Unterposition 8201 90 erfasst Handwerkzeuge für Landwirtschaft, Gartenbau und Forstwirtschaft, die nicht unter andere Unterpositionen des Kapitels 82 fallen, wie Heugabeln, Getreidesicheln, Wiesensensen, Gartenhacken und spezielle Bodenbearbeitungsgeräte für den Obst- und Gemüseanbau. Es handelt sich um eine Restunterposition: Werkzeuge, die nicht unter die ausdrücklich genannten Unterpositionen 8201 10 bis 8201 60 fallen, werden hier eingereiht. Vor der Zuweisung zu dieser Unterposition sollten Einführer prüfen, ob das Werkzeug nicht präziser unter eine frühere, spezifischere Unterposition desselben Kapitels fällt. Motorisierte Werkzeuge mit elektrischem, Verbrennungs- oder Pneumatikantrieb sind in anderen KN-Kapiteln einzureihen. Zollsätze und Handelsmaßnahmen stets in TARIC überprüfen.
Benötigen importierte landwirtschaftliche Handwerkzeuge eine CE-Kennzeichnung in der EU?
Einfache Handwerkzeuge wie Gabeln, Sicheln und Sensen der Unterposition 8201 90 unterliegen keiner Pflicht zur CE-Kennzeichnung - die Maschinenverordnung (EU) 2023/1230 gilt in erster Linie für Geräte mit mechanischer Antriebsquelle, nicht für vollständig manuell betriebene Werkzeuge. Verbraucherprodukte müssen jedoch die Allgemeine Produktsicherheitsverordnung ((EU) 2023/988) erfüllen und dauerhaft mit Hersteller- oder Importeurangaben und Produktionsland gekennzeichnet sein sowie eine Gebrauchsanweisung mit Sicherheitshinweisen in der Sprache des Bestimmungslandes enthalten. Professionelle Agrarwerkzeuge für den Einsatz durch Arbeitnehmer müssen die am Verwendungsort geltenden Arbeitsschutzvorschriften des jeweiligen Mitgliedstaats erfüllen. Fehlende erforderliche Kennzeichnungen können zur Zurückhaltung der Waren durch Marktüberwachungsbehörden bei der Einfuhr führen.

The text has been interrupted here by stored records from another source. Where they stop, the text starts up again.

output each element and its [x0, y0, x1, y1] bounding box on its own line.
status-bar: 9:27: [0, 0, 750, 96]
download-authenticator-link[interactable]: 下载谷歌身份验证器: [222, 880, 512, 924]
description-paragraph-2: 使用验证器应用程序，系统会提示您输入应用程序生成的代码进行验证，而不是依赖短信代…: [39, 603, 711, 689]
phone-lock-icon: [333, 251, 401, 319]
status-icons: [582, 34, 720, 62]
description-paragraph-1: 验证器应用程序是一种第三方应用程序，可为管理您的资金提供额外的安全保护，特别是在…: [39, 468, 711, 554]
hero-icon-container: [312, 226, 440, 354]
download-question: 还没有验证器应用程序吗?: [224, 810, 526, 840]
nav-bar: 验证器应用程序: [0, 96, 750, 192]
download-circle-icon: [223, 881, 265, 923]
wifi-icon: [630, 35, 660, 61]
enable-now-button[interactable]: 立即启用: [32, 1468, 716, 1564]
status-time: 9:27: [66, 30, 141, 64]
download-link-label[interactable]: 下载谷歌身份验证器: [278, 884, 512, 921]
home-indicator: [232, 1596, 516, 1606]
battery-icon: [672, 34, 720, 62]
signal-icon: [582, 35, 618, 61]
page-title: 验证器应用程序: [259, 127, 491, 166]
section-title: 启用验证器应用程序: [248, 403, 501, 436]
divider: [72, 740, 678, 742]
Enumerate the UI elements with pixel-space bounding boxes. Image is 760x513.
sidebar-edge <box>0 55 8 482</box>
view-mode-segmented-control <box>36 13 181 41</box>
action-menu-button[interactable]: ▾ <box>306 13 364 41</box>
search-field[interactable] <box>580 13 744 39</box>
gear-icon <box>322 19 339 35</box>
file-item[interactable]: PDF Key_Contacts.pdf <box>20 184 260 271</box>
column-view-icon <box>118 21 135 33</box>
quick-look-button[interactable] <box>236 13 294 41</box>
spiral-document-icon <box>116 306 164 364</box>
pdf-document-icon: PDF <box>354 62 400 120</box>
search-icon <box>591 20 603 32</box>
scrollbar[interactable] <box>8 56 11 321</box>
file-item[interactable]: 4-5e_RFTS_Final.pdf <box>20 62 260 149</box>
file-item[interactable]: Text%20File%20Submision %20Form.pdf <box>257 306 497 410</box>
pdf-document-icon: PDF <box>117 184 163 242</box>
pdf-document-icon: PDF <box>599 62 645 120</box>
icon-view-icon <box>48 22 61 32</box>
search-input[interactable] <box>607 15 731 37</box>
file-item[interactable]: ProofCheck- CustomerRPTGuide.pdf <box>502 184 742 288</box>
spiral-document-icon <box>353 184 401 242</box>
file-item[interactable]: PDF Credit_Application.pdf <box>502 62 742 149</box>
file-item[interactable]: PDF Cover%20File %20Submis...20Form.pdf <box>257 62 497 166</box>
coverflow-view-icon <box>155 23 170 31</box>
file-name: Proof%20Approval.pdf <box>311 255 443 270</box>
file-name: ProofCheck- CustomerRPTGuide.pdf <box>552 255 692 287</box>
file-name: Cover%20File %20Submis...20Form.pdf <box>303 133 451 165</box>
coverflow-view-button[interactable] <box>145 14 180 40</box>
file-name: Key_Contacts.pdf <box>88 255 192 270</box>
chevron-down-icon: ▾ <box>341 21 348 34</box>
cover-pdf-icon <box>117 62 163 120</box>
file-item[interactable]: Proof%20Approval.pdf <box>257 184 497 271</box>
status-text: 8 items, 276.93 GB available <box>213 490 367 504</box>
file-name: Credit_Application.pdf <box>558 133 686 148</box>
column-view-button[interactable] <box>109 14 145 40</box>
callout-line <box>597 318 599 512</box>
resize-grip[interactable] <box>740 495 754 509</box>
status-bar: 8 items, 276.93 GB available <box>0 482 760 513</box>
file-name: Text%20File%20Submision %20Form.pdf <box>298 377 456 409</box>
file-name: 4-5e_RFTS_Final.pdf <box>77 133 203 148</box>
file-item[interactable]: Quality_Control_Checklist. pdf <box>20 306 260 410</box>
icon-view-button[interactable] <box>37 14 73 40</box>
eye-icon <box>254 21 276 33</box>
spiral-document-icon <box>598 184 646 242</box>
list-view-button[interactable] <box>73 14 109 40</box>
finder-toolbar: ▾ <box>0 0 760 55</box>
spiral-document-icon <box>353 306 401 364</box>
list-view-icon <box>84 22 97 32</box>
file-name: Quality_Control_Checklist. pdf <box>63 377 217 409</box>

Wie lassen sich Einreihungsfehler zwischen 8201 90 und anderen Unterpositionen des Kapitels 82 vermeiden?
Die Einreihung in Unterposition 8201 90 ist residual - zunächst ist zu prüfen, ob das Werkzeug unter die enumerativ genannten Unterpositionen fällt: 8201 10 (Spaten und Schaufeln allgemein), 8201 20 (Mist- und Dungabeln), 8201 30 (Äxte, Hippen und Spitzhacken für die Forstwirtschaft), 8201 40 bis 8201 60. Verwendungszweck (Landwirtschaft, Gartenbau, Forstwirtschaft) und Werkzeugkonstruktion sind maßgeblich. Eine fehlerhafte Einreihung kann zur Anwendung eines falschen Zollsatzes und einer zollamtlichen Nachforderung mit möglichen Sanktionen führen. Bei echten Zweifeln empfiehlt sich die Beantragung einer verbindlichen Zolltarifauskunft (vZTA) bei der zuständigen Zollbehörde. Aktuelle Zollsätze stets in TARIC prüfen.
Welcher Zollsatz gilt für landwirtschaftl. Handwerkzeuge KN 8201 90?
Der Zollsatz für landwirtschaftl. Handwerkzeuge KN 8201 90 richtet sich nach dem Ursprungsland gemäß TARIC. Präferenzzölle können im Rahmen von EU-Handelsabkommen gelten. MFN-Satz und eventuelle Antidumping-Maßnahmen sind im TARIC nachprüfbar.